Challenge yourself to find something meaningful about the person’s work or intention rather than making up something superficial. Bare-minimum effort on your part will have bare-minimum results.


2. Pause and Reflect on Your Own Intentions for Providing Feedback

Check yourself. Investigate your value judgments, hyper-criticism, and perfectionist tendencies. Make sure it’s not your obsessive need for control that’s driving you to ask for change in someone’s performance.

While it’s OK to want the person to continue improving, asking someone to meet the demands of your inner critic is counterproductive.
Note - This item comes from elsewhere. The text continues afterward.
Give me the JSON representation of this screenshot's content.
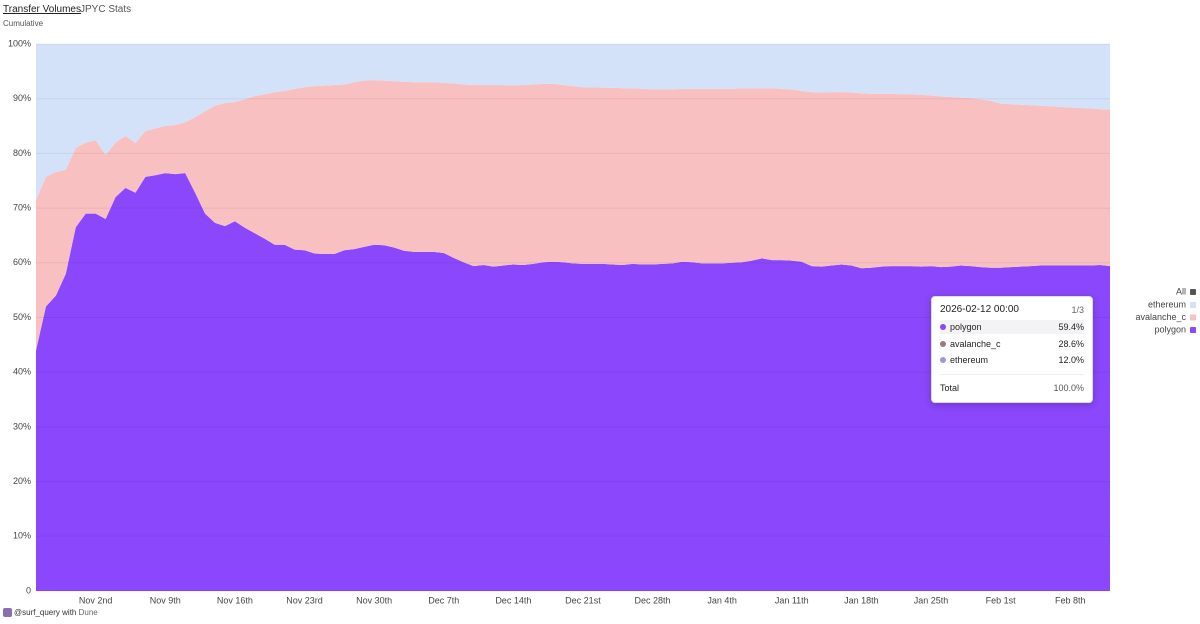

If you can’t live up to that voice that tells you your performance is never good enough, it’s unreasonable to expect someone else to uphold your already unrealistic standard.


3. Say What They Could Have Done Differently

Try taking a more objective approach and seeing the situation for what it is. Provide the person the benefit of the doubt by assuming that he or she did put in effort and didn’t do something incorrect intentionally.

With a sense of calmness, nonjudgment, and non-attachment, show or tell the person what he or she could have done differently to meet your standards.


4. Explain in Detail What You’d Like Them to Do in the Future

Set an intention for the future. This is the moment when you explain exactly what you want and expect from the person next time.

Keep your feedback focused on the work itself rather than attacking the person’s character, which will only breed mistrust and secrets—leading to greater problems in the future.


5. Highlight Their Strengths by Telling Them Something They Do Well

End on a positive note. Instead of simply returning to the first thing you said—something you like—focus on pointing out one of the person’s strengths. A strength is something that goes beyond this one task or event, and translates to all aspects of someone’s work.

Great leaders and inspirational people are able to look beyond the current situation and find the deeper layers of motivation and strengths in others. When you have to give a friend or co-worker feedback, show the person how much you appreciate the value he or she brings, and do your best to inspire the person to work harder in the future.


When people feel respected, appreciated, and challenged to continue growing, they become driven to refine their work and themselves—creating better projects and more enriching lives.